CVE-2021-42699 : Exploit Details and Defense Strategies
Learn about the CVE-2021-42699 vulnerability in AzeoTech DAQFactory, where sensitive cookie information is transmitted over HTTP, enabling potential account takeovers. Find mitigation steps and long-term security practices here.
AzeoTech DAQFactory has a vulnerability where cookie information is transmitted in cleartext over HTTP, potentially allowing attackers to hijack user accounts.
Understanding CVE-2021-42699
What is CVE-2021-42699?
The vulnerability in AzeoTech DAQFactory enables the transmission of sensitive cookie information over insecure channels, risking unauthorized account access.

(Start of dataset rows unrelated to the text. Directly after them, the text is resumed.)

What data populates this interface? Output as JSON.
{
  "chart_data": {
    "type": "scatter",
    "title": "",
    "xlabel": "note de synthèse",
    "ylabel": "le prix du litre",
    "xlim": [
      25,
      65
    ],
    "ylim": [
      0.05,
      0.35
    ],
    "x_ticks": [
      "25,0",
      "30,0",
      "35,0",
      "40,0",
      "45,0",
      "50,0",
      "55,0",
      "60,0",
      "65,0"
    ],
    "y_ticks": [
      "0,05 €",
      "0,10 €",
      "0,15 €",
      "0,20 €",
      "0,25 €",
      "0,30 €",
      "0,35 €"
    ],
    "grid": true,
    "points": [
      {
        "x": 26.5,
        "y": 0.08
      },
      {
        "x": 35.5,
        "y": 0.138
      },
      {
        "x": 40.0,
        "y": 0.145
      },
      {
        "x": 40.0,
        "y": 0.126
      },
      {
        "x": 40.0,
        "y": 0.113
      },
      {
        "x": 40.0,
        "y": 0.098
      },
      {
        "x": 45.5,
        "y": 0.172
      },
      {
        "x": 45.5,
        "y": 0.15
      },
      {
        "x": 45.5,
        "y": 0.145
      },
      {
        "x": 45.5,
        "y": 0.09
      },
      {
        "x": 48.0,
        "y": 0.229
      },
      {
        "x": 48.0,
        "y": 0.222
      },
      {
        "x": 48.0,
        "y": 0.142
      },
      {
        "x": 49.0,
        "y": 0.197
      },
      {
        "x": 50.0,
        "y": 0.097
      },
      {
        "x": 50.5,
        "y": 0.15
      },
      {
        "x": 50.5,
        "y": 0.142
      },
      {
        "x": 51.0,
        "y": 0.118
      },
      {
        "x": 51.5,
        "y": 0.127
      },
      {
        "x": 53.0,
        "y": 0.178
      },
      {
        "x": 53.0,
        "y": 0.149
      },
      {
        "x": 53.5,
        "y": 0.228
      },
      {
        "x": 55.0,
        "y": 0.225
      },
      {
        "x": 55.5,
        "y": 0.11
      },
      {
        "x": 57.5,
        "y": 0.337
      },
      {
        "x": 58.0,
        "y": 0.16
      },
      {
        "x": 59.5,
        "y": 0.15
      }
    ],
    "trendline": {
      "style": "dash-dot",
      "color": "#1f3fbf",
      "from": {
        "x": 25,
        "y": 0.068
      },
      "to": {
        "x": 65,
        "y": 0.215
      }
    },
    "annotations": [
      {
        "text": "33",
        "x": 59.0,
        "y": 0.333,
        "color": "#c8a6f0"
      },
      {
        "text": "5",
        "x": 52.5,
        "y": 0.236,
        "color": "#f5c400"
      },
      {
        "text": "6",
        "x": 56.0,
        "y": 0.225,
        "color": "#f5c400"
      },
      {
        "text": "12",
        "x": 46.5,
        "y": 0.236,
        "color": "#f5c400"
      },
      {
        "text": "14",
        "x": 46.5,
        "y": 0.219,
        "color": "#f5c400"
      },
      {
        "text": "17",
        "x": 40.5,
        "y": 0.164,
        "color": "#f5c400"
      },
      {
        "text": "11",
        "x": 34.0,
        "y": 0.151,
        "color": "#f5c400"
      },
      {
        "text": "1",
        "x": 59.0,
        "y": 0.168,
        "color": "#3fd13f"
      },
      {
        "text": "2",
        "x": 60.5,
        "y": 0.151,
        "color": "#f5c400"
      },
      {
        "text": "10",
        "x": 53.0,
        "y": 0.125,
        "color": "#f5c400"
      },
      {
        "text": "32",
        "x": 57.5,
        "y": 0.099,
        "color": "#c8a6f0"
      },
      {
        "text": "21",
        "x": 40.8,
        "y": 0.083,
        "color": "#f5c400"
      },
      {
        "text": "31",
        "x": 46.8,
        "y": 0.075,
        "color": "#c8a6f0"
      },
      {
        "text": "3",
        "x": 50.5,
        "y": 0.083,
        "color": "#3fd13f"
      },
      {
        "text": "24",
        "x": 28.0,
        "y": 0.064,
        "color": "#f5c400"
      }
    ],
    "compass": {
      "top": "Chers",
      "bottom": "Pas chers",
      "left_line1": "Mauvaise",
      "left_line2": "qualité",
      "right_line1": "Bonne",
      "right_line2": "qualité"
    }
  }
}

The Impact of CVE-2021-42699
The vulnerability poses a medium severity risk with high confidentiality impact, as attackers can intercept and abuse user cookies to compromise accounts.
Technical Details of CVE-2021-42699
Vulnerability Description
AzeoTech DAQFactory is susceptible to cleartext transmission of sensitive information, facilitating account takeovers through network traffic interception.
Affected Systems and Versions
- Product: DAQFactory
- Vendor: AzeoTech
- All versions are affected
Exploitation Mechanism
- Attack Complexity: Low
- Attack Vector: Network
- Confidentiality Impact: High
- User Interaction: Required
Mitigation and Prevention
Immediate Steps to Take
- Avoid using documents from unknown or untrusted sources
- Store .ctl files in a folder only accessible by admin-level users
- Operate in Safe Mode for externally sourced documents
- Apply document editing password to enhance security
- Prefer DAQConnect connection via script over Real Time Web-Connect
Long-Term Security Practices
- Regularly update DAQFactory to the latest version
- Educate users on secure practices for handling sensitive information
Patching and Updates
Stay informed about security patches and updates for DAQFactory to address vulnerabilities effectively.